Stephanie Simek

Using an array of materials, Stephanie Simek makes works in two dimensions, three dimensions, sound, and performance.  She has lived in the Pacific Northwest since 2007. At that time, she began performing with instruments she built from deconstructed obsolete devices.  Continuing on the path of researching the inner workings of materials and systems with unique and exceptional properties, she was an artist in residence at Portland’s Museum of Contemporary Craft, dedicated to a study titled Jewels/Joules.  This led to a research residency at Signal Culture in New York, where she studied the magnetic recording potential of minerals.  Looking further into visualizing what is happening under the surface, Simek then worked as a physicist’s apprentice making ultrasonic sensors, a two-year partnership which allowed her to incorporate specialized skills into her practice and further develop her perspective on material relationships.  She received her MFA in Photo/Media at the University of Washington in 2020.  While developing a new body of work this past year, she has been an artist in residence in Japan, the Netherlands, and at Mass MoCA where she received the Ford Family Foundation’s Oregon Visual Arts Fellowship.  She was also a 2024 recipient of the Oregon Arts Commission’s Individual Artist Fellowship. 


tied to the moon, tide to the moon, at Veronica, October 8 – November 26, 2022

 
 

Fractal Vise with Keystone, 2024 
plastic, hydrophobic silica, hydrated silica, hardware
3 3/8 x 16 1/2 x 6 1/4 inches
$4800

Tardigrade (impossibly resistant, resilient microorganism) shaped fractal vise.  A fractal vise is designed to grip/contain difficult, irregular objects.  In this case, holding loose, malleable sand.  Sand is keystone-shaped (a keystone is the final stone set in place when building an arch- it doesn’t bear any weight- its purpose is to exert outward force which holds the arch in place).  So holding by pushing outward (keystone) and holding by pushing inward (vise).  Hydrophobic silica (kinetic sand) holds hydrated silica (an opal).  This type of opal is sometimes called a galaxy opal because the way it refracts looks like there’s a little universe inside of it, but with this particular specimen there’s a naturally occurring hole inside it.

 

Step-ups, 2019
salvaged walnut from the Pacific Northwest
dimensions variable
$12,000 (set of 5 chairs)
unique

Interlocking chairs contain structural elements from the Amish step-up stool (circular cutout, straight back, shortened seat height), which could be hung from the handle by a hook on the wall.  The contours of the chairs are derived from the outlines of five Cistertian monks in a field, depicted in The Life of Saint Bernard of Clairvaux , a painting by Jörg Breu the Elder.  Cistertian monks were credited with preserving a great deal of written information from the Dark Ages and developing hydraulic textile mills, which would eventually lead to an early form of modern computing- the jacquard loom.

 
 
 
8 gold keys with irregular teeth on white wall

Keys (for Future Locks), 2019
24k gold-plated copper
dimensions variable
$600 each
unique

The key before the lock.  Keys made with “self-determined” grooves grown through the process of electrochemical deposition- copper crystals are formed onto copper sheet in an electrolyte bath (ions pulled from one piece of scrap/sacrificial copper and deposited onto the other piece of “good” metal, slowly forming crystals).

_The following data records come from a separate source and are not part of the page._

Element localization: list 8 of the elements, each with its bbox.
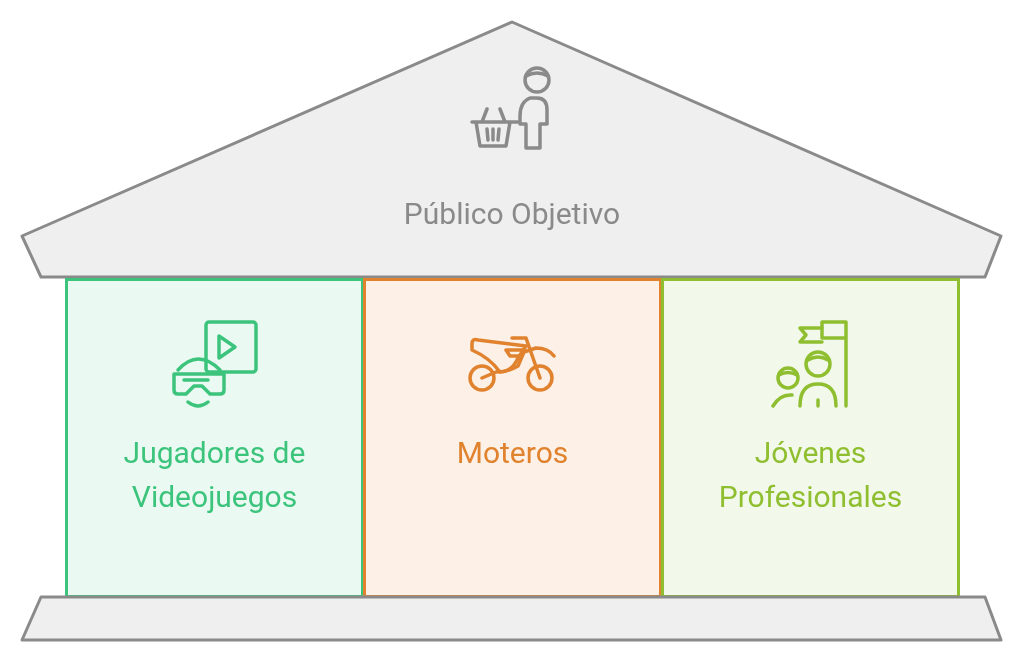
column-box bbox=[363, 278, 662, 598]
column-label: Jóvenes Profesionales bbox=[717, 434, 904, 516]
column-box bbox=[661, 278, 960, 598]
roof-title: Público Objetivo bbox=[402, 195, 622, 233]
base-platform bbox=[20, 595, 1004, 643]
column-label: Jugadores de Videojuegos bbox=[122, 434, 307, 516]
column-label: Moteros bbox=[455, 434, 570, 472]
column-box bbox=[65, 278, 364, 598]
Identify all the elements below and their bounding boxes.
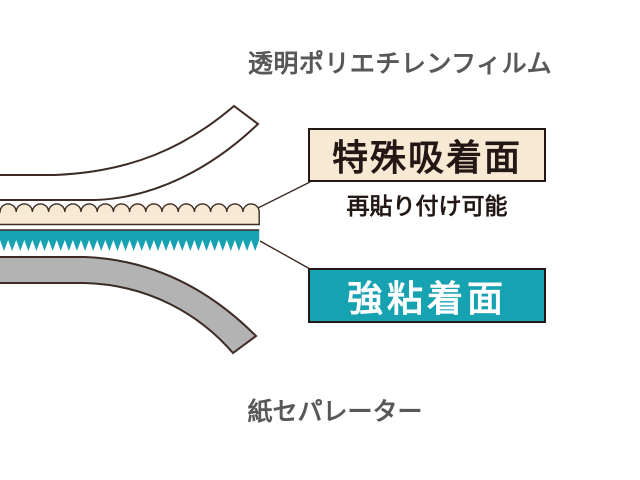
- label-transparent-film: 透明ポリエチレンフィルム: [247, 50, 553, 78]
- callout-adsorption-text: 特殊吸着面: [331, 137, 522, 178]
- label-paper-separator: 紙セパレーター: [247, 398, 423, 426]
- callout-adhesive-text: 強粘着面: [346, 277, 507, 319]
- callout-adhesive-surface: 強粘着面: [308, 268, 546, 323]
- leader-line-adhesive: [259, 240, 311, 270]
- clear-film-shape: [0, 104, 260, 201]
- label-repositionable: 再貼り付け可能: [346, 193, 508, 219]
- callout-adsorption-surface: 特殊吸着面: [308, 128, 546, 182]
- adsorption-layer-shape: [0, 203, 260, 226]
- paper-separator-shape: [0, 256, 258, 355]
- leader-line-adsorption: [257, 181, 311, 209]
- adhesive-layer-shape: [0, 230, 260, 251]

Then plated in 24k gold.  Key “head” profiles are derived from the shapes of the artist’s collection of tumbled ocean stones.

 

Klein Bottle Pierrot, 2023
organza
34 x 32 x 10 inches
$2000
unique

Klein bottles (three-dimensional mathematical anomalies that have no inside or outside) and Pierrot, the 17th century “sad clown” character whose signature appearance (this costume as a container itself- wholly recognizable without any particular actor) is still understood today as embodying psychological emptiness through loneliness and heartache.